HLA-F and MHC-I Open Conformers Bind Natural Killer Cell Ig-Like Receptor KIR3DS1

Based on previous findings supporting HLA-F as a ligand for KIR3DL2 and KIR2DS4, we investigated the potential for MHC-I open conformers (OCs) as ligands for KIR3DS1 and KIR3DL1 through interactions measured by surface plasmon resonance. These measurements showed physical binding of KIR3DS1 but not KIR3DL1 with HLA-F and other MHC-I OC while also confirming the allotype specific binding of KIR3DL1 with MHC-I peptide complex. Concordant results were obtained with biochemical pull-down from cell lines and biochemical heterodimerization experiments with recombinant proteins. In addition, surface binding of HLA-F and KIR3DS1 to native and activated NK and T cells was coincident with specific expression of the putative ligand or receptor. A functional response of KIR3DS1 was indicated by increased granule exocytosis in activated cells incubated with HLA-F bound to surfaces. The data extend a model for interaction between MHC-I open conformers and activating KIR receptors expressed during an inflammatory response, potentially contributing to communication between the innate and adaptive immune response.

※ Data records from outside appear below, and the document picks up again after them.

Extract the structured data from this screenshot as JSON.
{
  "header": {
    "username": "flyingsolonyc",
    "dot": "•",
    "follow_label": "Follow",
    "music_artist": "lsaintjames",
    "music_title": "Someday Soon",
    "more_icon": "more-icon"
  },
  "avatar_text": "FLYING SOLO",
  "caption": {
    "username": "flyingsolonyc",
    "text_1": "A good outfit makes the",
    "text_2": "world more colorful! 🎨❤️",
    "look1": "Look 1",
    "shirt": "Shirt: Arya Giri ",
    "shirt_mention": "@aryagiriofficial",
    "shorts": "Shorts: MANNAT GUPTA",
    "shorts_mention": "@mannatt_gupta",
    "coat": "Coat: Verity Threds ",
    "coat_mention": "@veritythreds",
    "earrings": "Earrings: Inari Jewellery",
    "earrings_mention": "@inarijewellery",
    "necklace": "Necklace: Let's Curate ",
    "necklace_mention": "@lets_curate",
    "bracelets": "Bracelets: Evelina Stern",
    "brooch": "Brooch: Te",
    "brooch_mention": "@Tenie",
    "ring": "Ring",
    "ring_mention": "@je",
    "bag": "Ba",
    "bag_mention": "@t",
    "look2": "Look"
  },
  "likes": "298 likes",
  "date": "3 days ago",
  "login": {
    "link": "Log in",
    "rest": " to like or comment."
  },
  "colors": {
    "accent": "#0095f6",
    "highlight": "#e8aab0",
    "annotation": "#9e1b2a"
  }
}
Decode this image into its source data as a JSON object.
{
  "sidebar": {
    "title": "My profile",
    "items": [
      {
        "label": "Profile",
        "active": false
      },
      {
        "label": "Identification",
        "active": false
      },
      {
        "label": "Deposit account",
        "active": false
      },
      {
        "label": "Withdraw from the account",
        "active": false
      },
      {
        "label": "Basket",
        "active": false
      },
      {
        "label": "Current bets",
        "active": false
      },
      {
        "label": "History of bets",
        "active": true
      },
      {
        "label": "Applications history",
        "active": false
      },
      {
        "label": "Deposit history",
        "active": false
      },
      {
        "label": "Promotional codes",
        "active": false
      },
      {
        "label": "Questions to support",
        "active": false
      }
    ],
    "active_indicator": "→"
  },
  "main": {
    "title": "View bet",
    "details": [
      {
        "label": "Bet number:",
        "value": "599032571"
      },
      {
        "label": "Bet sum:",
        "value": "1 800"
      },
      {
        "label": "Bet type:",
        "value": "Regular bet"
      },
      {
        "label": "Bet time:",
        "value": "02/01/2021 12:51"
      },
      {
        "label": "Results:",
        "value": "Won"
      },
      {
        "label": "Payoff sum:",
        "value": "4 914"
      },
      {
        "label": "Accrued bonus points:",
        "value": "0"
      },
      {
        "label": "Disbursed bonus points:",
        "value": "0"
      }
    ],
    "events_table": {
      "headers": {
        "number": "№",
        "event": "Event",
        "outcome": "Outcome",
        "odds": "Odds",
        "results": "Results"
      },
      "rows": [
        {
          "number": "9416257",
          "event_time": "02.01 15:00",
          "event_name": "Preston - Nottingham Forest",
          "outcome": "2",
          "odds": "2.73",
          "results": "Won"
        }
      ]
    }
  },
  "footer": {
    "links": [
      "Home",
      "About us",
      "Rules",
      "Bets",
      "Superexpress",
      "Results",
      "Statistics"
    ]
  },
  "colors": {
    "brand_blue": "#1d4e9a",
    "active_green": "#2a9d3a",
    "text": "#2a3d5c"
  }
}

HLA-F and MHC-I Open Conformers Cooperate in a MHC-I Antigen Cross-Presentation Pathway

Peptides that are presented by MHC class I (MHC-I) are processed from two potential sources, as follows: newly synthesized endogenous proteins for direct presentation on the surface of most nucleated cells and exogenous proteins for cross-presentation typically by professional APCs. In this study, we present data that implicate the nonclassical HLA-F and open conformers of MHC-I expressed on activated cells in a pathway for the presentation of exogenous proteins by MHC-I. This pathway is distinguished from the conventional endogenous pathway by its independence from TAP and tapasin and its sensitivity to inhibitors of lysosomal enzymes, and further distinguished by its dependence on MHC-I allotype-specific epitope recognition for Ag uptake. Thus, our data from in vitro experiments collectively support a previously unrecognized model of Ag cross-presentation mediated by HLA-F and MHC-I open conformers on activated lymphocytes and monocytes, which may significantly contribute to the regulation of immune system functions and the immune defense.